Its impact, in terms of aborted foetuses and birth defects, is still felt.
Case against Britain
On March 17, Marshall Islands foreign minister Tony De Brum handed the ICJ a memorandum outlining, in detail, his nation’s case against the British government.
The Marshallese initially tried to arraign all nine nuclear states at the ICJ. But the case is only progressing with India, Pakistan and Britain, the three nuclear-armed countries that accept the ICJ’s jurisdiction.
The Indian and Pakistani governments have raised objections leading to a stalling of their respective cases, but so far the British government has not. Britain is in the unique position of being the only one of the nine states that has both accepted the jurisdiction of the ICJ and signed the Non-Proliferation Treaty (NPT).

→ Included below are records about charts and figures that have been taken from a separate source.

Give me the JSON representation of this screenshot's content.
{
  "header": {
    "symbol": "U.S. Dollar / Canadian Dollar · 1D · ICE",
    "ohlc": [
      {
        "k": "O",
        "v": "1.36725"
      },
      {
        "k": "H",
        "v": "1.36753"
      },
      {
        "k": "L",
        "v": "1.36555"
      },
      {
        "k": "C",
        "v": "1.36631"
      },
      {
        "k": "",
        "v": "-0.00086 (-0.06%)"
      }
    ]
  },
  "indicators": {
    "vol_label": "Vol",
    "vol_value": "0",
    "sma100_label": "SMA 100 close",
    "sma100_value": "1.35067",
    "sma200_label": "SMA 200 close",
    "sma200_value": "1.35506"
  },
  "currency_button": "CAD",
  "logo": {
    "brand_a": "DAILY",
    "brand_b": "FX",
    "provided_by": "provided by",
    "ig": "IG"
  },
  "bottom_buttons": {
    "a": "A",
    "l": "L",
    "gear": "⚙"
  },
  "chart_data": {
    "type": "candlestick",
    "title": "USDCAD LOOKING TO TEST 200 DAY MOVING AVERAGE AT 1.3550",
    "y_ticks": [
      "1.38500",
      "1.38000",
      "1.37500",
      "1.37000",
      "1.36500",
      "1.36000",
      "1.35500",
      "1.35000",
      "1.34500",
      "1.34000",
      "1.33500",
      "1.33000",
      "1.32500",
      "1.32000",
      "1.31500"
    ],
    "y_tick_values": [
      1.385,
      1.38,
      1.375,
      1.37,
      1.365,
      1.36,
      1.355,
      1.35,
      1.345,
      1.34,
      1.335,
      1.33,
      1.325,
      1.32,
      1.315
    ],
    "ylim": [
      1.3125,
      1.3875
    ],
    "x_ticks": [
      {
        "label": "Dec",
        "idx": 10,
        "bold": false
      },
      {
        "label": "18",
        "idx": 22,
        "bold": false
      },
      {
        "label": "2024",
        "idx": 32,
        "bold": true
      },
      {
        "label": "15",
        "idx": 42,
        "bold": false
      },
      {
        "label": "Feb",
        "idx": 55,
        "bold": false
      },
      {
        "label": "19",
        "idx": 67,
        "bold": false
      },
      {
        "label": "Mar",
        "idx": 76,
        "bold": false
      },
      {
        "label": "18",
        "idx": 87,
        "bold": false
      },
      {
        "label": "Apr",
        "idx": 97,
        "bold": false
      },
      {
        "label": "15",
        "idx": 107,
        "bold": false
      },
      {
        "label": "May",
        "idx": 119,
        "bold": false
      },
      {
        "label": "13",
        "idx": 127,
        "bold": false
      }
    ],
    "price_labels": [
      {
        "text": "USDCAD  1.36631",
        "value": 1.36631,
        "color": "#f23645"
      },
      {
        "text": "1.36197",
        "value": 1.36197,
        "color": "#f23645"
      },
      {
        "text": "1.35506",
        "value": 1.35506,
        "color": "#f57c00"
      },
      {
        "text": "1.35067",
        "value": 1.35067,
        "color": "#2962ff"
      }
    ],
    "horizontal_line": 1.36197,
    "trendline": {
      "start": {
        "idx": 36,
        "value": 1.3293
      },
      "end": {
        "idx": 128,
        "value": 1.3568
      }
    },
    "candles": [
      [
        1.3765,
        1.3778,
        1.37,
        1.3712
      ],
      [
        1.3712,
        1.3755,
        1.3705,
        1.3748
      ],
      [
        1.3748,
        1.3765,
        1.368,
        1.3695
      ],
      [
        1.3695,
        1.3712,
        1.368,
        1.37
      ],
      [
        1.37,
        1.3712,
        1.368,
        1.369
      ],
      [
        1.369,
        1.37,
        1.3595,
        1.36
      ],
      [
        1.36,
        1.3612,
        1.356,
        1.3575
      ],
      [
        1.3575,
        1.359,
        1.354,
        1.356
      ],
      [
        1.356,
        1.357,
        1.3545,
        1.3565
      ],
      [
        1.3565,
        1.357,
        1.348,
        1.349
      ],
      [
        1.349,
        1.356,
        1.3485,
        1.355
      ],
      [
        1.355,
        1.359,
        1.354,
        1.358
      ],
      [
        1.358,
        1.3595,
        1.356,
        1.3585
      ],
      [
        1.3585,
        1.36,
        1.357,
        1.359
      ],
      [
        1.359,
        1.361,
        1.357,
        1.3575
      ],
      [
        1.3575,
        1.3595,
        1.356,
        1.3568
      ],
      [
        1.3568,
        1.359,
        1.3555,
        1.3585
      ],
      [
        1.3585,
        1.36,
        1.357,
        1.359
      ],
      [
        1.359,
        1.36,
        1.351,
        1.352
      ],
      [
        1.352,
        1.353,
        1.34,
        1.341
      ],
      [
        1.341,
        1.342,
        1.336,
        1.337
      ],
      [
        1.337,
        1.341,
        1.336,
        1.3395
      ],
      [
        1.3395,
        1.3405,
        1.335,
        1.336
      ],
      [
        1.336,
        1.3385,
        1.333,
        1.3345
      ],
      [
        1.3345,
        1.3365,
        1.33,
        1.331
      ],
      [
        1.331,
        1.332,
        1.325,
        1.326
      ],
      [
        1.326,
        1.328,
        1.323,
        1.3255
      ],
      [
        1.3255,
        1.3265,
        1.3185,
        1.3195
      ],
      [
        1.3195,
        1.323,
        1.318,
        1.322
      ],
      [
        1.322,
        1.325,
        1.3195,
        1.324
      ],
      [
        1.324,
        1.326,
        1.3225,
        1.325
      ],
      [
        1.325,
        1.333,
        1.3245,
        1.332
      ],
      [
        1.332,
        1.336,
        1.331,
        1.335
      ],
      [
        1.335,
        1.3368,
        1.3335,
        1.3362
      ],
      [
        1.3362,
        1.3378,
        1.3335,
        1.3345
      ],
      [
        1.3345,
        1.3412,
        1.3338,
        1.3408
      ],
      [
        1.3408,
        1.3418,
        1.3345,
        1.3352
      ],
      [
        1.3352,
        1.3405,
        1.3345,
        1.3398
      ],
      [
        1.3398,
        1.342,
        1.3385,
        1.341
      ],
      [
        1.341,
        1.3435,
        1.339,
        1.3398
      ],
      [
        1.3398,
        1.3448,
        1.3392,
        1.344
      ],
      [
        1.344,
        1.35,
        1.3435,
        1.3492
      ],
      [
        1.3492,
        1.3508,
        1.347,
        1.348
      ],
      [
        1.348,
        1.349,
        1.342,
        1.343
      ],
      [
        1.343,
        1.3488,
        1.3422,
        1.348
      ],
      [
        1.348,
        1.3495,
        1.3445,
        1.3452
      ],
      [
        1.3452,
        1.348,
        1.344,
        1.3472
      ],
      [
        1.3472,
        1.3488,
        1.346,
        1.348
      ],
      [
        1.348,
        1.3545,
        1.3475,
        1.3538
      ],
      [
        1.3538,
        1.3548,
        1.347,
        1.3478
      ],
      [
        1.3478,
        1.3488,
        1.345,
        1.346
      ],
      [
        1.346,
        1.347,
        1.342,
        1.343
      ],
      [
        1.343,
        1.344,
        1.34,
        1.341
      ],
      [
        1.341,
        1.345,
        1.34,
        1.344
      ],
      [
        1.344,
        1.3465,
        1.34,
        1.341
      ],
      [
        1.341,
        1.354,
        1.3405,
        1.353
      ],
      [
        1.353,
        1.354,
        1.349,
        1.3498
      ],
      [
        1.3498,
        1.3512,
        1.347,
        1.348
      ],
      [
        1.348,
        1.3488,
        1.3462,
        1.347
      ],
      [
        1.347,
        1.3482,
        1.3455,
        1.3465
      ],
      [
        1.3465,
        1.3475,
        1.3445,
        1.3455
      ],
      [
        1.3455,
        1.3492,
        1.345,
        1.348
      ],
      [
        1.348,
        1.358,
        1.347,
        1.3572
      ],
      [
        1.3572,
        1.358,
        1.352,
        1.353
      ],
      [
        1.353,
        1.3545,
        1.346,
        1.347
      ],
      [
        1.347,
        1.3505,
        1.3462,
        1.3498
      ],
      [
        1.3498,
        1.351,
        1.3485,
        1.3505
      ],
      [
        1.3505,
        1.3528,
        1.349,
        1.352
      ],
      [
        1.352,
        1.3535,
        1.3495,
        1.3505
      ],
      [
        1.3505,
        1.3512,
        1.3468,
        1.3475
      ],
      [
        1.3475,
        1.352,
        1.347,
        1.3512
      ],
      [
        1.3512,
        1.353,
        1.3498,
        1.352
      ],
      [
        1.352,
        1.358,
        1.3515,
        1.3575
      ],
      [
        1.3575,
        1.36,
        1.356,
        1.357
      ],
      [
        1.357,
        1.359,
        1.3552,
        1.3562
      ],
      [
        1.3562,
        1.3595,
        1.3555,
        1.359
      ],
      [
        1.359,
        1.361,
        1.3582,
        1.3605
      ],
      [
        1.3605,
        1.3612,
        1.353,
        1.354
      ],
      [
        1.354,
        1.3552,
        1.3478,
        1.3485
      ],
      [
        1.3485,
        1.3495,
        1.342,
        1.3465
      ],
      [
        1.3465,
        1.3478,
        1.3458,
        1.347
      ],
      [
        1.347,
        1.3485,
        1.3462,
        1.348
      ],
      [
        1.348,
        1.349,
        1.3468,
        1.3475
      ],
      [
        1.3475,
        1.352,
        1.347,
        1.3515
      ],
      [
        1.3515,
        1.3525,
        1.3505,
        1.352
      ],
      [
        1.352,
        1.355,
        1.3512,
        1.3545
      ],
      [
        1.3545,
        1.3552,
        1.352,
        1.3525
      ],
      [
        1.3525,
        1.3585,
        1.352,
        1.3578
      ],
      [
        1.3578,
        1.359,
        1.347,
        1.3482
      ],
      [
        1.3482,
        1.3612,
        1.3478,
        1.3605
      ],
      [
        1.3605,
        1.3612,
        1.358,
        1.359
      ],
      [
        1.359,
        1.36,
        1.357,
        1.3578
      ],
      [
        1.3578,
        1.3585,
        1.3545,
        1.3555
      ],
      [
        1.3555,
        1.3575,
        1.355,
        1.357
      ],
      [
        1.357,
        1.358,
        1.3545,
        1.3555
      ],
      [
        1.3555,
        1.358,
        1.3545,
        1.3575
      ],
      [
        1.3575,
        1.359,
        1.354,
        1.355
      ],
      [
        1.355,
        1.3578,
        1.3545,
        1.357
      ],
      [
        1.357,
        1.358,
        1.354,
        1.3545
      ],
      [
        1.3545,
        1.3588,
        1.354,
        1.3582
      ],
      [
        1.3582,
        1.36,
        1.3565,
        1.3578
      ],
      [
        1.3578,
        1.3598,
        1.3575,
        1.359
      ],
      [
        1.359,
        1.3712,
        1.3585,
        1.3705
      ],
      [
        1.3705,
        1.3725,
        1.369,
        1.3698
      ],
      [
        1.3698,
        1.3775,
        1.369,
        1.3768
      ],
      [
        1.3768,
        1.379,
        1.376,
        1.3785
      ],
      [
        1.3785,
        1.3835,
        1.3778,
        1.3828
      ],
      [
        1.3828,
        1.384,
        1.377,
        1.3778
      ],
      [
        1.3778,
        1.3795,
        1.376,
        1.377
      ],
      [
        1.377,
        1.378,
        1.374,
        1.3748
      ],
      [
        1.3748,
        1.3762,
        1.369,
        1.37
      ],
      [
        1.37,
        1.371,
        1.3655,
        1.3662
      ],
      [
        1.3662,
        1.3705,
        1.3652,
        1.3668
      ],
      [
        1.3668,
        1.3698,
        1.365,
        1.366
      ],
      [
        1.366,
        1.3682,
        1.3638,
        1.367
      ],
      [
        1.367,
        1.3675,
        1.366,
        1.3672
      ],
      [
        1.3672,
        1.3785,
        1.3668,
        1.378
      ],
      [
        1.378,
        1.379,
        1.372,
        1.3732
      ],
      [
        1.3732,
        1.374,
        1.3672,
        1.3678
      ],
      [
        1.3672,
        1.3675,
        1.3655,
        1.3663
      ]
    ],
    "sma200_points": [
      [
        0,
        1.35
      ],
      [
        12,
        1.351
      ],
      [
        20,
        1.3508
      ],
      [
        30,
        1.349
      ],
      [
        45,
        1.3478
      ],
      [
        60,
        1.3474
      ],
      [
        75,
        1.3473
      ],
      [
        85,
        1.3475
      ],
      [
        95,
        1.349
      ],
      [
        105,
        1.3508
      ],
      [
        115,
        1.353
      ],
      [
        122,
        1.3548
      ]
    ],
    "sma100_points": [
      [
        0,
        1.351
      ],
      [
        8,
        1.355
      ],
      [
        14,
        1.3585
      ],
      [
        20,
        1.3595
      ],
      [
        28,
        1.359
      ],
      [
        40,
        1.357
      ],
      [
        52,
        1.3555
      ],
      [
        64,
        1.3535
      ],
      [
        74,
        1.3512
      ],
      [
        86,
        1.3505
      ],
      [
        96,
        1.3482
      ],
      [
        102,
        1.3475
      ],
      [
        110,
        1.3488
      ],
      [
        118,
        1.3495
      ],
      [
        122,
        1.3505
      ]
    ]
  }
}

Remarkably, the Marshall Islands is not pursuing further compensation. It received about £500 million between 1956 and 1999. Rather, in the words of Tony De Brum, it is “fulfilling a moral and legal mandate as members of the [NPT] treaty and as people who have experienced the horrors of nuclear contamination”.
The Marshall Islands’ demand is that Britain’s fulfils its obligations to the NPT. Specifically, its obligations related to Article VI, which states that the nuclear states must take steps to negotiate towards disarmament “in good faith”.
Speaking in New York last year, De Brum said: “What we hope to achieve is a nuclear-free world. It is sometimes said we are too small and insignificant to make an impression on those who make those decisions.”
However, he said, it was incumbent upon the Marshallese to remind the nuclear states that it “is necessary for them to own up to their promise to reduce nuclear weapons on this earth”.
Britain has until mid-December to respond. In theory, it could be facing a trial at The Hague as early as 2016.
Trident
All this comes at a significant time for Britain. Its leaders are due to make a decision on the renewal of the Trident nuclear weapons program next year. The international community is growing tired of the nuclear states’ inaction on disarmament and there is already some agitation for a new treaty to ban nuclear weapons.
The Austrian government is leading the way with the “Austrian Pledge”, adopted at the Vienna Conference on the Humanitarian Impact of Nuclear Weapons in December 2014. This commits signatories to work to “stigmatise, prohibit and eliminate nuclear weapons in light of their unacceptable humanitarian consequences and associated risks”.
Britain will attend a conference on the NPT in May with almost nothing to say for itself. Since the conference will take place alongside the general election, the delegation will have no official position.
This is not likely to win any favours among those nations already disgruntled that the British government is, so far, not engaging on disarmament.
So could the Marshall Islands’ case provide a chance for the international community and British civil society to push for the non-renewal of Trident?
Much hinges on what government is elected in May. The Tories are unwavering in their support for a like-for-like replacement of Trident, which would cost £100 billion over the next 30 years. Labour is hesitant about saying anything different publicly.
The Liberal Democrats favour taking “a step down the nuclear ladder” and scrapping the current policy of continuous at-sea deterrence. The Greens, pro-independence Welsh party Plaid Cymru and the Scottish National Party are agreed on unconditional opposition to nuclear weapons in any form.
Anything other than a Tory government would leave open the possibility of pursuing a different policy on nuclear weapons, with Labour certainly having to negotiate Trident policy if it requires the support of the SNP to form a government.
With the international community already putting the spotlight on the nuclear states, a major international court case in which the British government stands trial in The Hague would provide a chance for campaigners to push the government towards a new position.
Public opinion will play a significant role in determining which way the cards fall. Five million have signed a petition in support of the Marshall Islands’ case. A British poll last year showed that 51% were against renewing Trident like-for-like and 26% were undecided.
Small in number though the Marshallese may be, they may prove to be not too small or insignificant to help bring about an important shift towards a nuclear-free world.